Во второй главе «Мир “неподлинного” бытия в дооктябрьском творчестве
Ремизова»
рассматриваются
особенности
художественного
мира
дореволюционных рассказов писателя в аспекте их близости экзистенциальной
трактовке человеческого бытия. Содержание первого параграфа «Константы
образа тюрьмы как символа “неистинного” существования» составляет анализ
ряда «сквозных» образов и мотивов, посредством которых автор создает образ
Мира-тюрьмы.
По Ремизову, мир «неподлинного» бытия подлежит неизбежному
саморазрушению. Эта идея в художественном сознании писателя получает
воплощение посредством мотива пыли («Пожар», «Серебряные ложки», «Занофа» и
др.). В
отличие от русских декадентов (Ф.Сологуба, Д.С.Мережковского,
В.Я.Брюсова и др.), которые соотносят пыль с хтонической природой мира
(инертной, неживой материей), Ремизов видит в пыли один из постоянных
атрибутов Мира-тюрьмы (См.: «В плену», «Казенная дача» и др.).
Знаком невозможности обретения свободы в ранних произведениях Ремизова
выступает камень («В плену», «Крепость», «Казенная дача», «Крестовые сестры» и
др.). Символизируя препятствия на пути героя к экзистенции, этот мотив в
дооктябрьских рассказах автора отражает идею враждебности мира «неистинного»
существования по отношению к человеку.
Одним из субдоминантных свойств неподлинного бытия является
непроницаемость его границ и непознаваемость (абсурдность). Мира-тюрьмы, за
пределы которого человек не может вырваться, во многих рассказах Ремизова
обозначает стена. Как знак отчуждения человека от мира, мотив стены в раннем
творчестве писателя соотносится с аналогичным образом в творчестве А. Камю
(«Посторонний») и Ж.-П. Сартра («Стена»).
Мысль об онтологической неупорядоченности (неустойчивости) человеческого
существования в раннем творчестве Ремизова связана с мотивом «запутанного»
Лабиринта, в котором человек обречен на вечные поиски гармонического единства
(«Святой вечер», «Жертва», «Суд Божий», «Эмалиоль», «Неуемный бубен»,
«Крестовые сестры» и др.) Эти представления соотносимы с постулируемой
Шестовым идеей утраты человеком системы ориентиров (см.: «Апофеоз
беспочвенности»).
Чувство затерянности («заброшенности») одинокого человека во Вселенной и
ощущение безнадежности от осознания бесплодности поисков выхода из Миратюрьмы передается во многих дореволюционных произведениях Ремизова
посредством мотива бесконечности. Этот мотив в ранних рассказах писателя
выступает еще одной вариацией идеи «дурной бесконечности», бесперспективности
жизни («Новый год», «Суд Божий», «Крепость», «Эмалиоль» и др.)

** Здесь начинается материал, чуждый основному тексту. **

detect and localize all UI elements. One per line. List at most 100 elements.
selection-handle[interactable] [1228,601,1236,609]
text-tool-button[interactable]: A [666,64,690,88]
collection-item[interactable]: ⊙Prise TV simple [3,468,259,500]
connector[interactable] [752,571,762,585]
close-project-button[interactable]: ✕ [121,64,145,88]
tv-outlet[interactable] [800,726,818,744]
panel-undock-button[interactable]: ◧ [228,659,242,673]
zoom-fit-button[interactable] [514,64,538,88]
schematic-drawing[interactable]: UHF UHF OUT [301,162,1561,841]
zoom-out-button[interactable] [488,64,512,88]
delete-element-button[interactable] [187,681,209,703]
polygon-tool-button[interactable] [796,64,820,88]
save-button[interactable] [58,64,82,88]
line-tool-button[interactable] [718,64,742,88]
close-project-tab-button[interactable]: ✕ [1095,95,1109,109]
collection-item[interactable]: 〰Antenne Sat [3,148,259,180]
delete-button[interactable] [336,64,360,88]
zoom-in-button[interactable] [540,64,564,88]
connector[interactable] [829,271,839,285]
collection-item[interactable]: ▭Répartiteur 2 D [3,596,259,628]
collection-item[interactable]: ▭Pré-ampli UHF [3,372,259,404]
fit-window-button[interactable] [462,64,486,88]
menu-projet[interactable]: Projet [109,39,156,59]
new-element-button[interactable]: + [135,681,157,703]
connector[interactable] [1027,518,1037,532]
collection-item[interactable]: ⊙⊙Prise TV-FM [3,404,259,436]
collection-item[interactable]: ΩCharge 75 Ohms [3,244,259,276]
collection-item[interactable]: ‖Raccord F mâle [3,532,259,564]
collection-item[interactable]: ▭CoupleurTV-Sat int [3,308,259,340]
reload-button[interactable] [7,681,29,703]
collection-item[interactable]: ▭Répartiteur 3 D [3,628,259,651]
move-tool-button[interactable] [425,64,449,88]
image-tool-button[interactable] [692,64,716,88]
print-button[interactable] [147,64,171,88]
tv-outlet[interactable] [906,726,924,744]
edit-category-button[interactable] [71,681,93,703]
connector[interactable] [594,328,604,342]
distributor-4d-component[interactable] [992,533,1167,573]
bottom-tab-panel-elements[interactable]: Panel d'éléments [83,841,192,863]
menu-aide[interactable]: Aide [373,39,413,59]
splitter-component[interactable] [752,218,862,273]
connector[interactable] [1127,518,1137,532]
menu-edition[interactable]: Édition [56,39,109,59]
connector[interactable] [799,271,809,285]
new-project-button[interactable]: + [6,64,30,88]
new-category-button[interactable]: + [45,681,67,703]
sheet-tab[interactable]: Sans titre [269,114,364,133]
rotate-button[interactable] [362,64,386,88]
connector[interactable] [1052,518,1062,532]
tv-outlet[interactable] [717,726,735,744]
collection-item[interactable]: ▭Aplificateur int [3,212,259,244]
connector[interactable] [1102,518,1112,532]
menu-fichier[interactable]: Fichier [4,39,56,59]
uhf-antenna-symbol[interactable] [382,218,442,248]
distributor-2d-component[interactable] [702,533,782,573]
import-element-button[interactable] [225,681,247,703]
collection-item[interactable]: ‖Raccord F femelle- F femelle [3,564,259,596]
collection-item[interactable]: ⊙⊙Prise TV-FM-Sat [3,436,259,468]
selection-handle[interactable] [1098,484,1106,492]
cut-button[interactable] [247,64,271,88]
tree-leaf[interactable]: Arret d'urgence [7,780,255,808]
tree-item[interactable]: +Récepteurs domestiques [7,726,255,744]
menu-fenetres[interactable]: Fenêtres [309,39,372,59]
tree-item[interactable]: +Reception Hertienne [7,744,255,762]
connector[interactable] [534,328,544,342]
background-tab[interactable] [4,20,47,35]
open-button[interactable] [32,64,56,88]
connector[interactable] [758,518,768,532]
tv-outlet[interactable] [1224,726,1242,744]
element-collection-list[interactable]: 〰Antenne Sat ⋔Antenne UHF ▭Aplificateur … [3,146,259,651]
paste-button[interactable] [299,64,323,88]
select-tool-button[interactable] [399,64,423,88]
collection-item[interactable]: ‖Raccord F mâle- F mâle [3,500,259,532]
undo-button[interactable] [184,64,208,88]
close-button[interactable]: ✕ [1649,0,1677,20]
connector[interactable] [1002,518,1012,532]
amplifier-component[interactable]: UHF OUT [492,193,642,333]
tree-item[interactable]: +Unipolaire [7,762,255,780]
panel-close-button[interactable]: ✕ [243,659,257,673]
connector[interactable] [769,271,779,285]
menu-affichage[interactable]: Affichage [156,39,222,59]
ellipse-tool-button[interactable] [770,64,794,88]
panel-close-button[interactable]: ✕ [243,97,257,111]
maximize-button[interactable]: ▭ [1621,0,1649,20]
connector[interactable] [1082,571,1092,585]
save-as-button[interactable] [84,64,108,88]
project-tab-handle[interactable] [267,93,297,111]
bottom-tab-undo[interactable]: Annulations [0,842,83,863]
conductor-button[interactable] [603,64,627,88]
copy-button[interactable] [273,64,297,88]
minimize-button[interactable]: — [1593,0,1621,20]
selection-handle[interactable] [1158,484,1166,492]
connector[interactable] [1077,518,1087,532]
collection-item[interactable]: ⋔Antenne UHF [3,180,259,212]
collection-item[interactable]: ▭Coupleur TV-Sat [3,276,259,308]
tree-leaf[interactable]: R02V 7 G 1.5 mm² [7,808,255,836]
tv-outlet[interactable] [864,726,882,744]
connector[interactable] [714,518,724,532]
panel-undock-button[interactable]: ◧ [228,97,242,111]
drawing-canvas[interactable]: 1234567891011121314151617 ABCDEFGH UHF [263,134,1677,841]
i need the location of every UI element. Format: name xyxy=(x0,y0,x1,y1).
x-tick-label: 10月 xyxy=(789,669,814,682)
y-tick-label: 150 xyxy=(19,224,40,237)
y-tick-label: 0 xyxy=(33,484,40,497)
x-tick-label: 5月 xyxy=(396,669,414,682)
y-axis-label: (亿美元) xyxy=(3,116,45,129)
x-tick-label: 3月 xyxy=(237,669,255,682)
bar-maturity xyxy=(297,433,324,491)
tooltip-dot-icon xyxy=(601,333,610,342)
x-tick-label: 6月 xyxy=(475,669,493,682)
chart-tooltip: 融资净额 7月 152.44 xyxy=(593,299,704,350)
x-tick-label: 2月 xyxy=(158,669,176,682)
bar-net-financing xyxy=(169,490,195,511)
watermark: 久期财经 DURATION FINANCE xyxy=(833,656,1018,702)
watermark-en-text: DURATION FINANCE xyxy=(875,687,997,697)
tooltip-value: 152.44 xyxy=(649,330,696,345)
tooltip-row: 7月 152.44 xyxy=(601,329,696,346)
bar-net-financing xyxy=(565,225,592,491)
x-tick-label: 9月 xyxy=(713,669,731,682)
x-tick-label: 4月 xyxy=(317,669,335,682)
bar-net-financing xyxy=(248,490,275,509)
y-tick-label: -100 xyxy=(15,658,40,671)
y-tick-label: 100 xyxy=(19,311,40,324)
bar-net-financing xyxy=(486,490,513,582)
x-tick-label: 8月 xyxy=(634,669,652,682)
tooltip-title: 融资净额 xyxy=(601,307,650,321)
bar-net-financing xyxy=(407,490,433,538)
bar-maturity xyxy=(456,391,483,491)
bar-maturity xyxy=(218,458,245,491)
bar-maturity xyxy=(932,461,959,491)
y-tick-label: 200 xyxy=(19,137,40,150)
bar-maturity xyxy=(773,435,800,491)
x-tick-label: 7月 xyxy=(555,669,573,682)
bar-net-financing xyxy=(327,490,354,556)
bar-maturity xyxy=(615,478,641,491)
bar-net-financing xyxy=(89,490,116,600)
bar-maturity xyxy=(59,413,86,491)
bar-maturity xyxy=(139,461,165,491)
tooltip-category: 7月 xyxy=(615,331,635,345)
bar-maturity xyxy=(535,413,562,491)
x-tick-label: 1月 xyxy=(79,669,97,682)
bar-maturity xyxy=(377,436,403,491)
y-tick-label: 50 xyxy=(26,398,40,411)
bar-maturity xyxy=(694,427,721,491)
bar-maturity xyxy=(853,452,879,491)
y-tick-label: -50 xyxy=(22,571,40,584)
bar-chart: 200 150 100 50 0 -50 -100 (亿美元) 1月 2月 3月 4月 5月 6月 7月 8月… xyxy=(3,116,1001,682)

Образ-символ Мира-тюрьмы поддерживается посредством особой звуковой и
цветовой организации.
Особенности звуковой организации в ранних рассказах Ремизова связаны со
спецификой локализации субъекта повествования в художественном пространстве
произведения. Отталкивающее, дисгармоничное звучание (стук, скрип, визжание и
т.д.), непосредственно окружающее героя, а также неблагозвучие природы (визг
ветра, вой метели, грохот грома и т.д.), в художественном мире писателя призвано
подчеркнуть ощущение враждебности бытия, которое испытывает герой,
оказавшийся в ситуации духовной изоляции («Святой вечер», «Новый год», «В
плену» и др.). Чувство «покинутости» человека в мире передается за счет того, что
гармоничные звуки (песня, музыка и т.п.) оказываются за пределами досягаемости
человека («вдали», «за стеной», за окном и т.д.). Во многих религиозных культах
музыка является способом общения с Богом. Недоступность музыки –
символическое свидетельство не только разлада между людьми (музыка →
соборность), но и невозможности установления духовного контакта с Богом. Мир,
звучащий дисгармонично, может быть охарактеризован как мир «обезбоженный».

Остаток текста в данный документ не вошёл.